Penn researchers found that rental protection policies limiting evictions have helped curb the spread of COVID-19 in cities across the United States.

The study, which was published in Nature Communications, was led by researchers in the Perelman School of Medicine, Johns Hopkins University, and the University of Illinois at Urbana-Champaign. Researchers found that in a city with a population of 1 million people in which 1% of households experience eviction monthly, there could be an excess of up to 49,000 COVID-19 infections, Penn Medicine News reported. If Philadelphia were to experience a fivefold increase in evictions, researchers predict that it could lead to 53,000 additional infections. 

The study found that once they are evicted, households tend to "double-up," and move in with friends or family members. This increases the likelihood that the virus can get into a home and spread outside of it.

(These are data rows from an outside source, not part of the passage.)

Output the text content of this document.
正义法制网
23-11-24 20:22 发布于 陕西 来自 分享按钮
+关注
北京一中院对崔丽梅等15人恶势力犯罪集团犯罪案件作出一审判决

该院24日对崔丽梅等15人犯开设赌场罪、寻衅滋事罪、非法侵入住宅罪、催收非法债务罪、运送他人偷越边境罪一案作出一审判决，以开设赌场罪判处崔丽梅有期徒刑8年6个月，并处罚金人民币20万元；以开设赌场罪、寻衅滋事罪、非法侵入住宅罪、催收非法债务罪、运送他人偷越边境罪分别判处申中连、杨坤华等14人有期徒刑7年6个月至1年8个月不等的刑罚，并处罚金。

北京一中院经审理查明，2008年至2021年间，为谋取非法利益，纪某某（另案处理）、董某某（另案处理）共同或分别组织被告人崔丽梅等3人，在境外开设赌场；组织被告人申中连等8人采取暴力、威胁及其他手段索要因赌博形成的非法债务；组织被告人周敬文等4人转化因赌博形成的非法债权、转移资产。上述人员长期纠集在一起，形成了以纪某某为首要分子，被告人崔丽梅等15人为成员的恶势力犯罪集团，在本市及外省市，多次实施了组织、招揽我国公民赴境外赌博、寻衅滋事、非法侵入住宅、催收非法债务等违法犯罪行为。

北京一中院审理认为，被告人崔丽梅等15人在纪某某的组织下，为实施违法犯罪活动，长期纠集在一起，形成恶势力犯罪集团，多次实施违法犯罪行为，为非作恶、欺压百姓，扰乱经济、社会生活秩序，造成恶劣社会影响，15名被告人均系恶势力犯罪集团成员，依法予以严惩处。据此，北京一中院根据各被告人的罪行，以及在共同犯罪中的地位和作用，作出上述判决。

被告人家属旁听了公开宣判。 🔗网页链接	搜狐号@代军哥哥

“Our model shows clearly that policies to stem evictions are not only a warranted but a necessary component of COVID control," co-senior author and professor of Epidemiology at the Perelman School of Medicine Michael Levy told Penn Medicine News. 

After record levels of unemployment put millions of Americans at risk of losing their homes in 2020 and 2021, the Centers for Disease Control and Prevention imposed a national moratorium on evictions on September 4, 2020, which has been extended through the end of June 2021. 

"As long as the virus is circulating, ending these protections could have devastating implications in the United States,” Levy said. 

The research team created a simulation which found that allowing evictions to continue in Philadelphia would result in increases in COVID-19 infections that would be felt among various socioeconomic populations including those experiencing a low number of evictions, Penn Medicine News reported.

“Evictions not only affect the evicted, but they can endanger an entire city,” Levy told Penn Medicine News.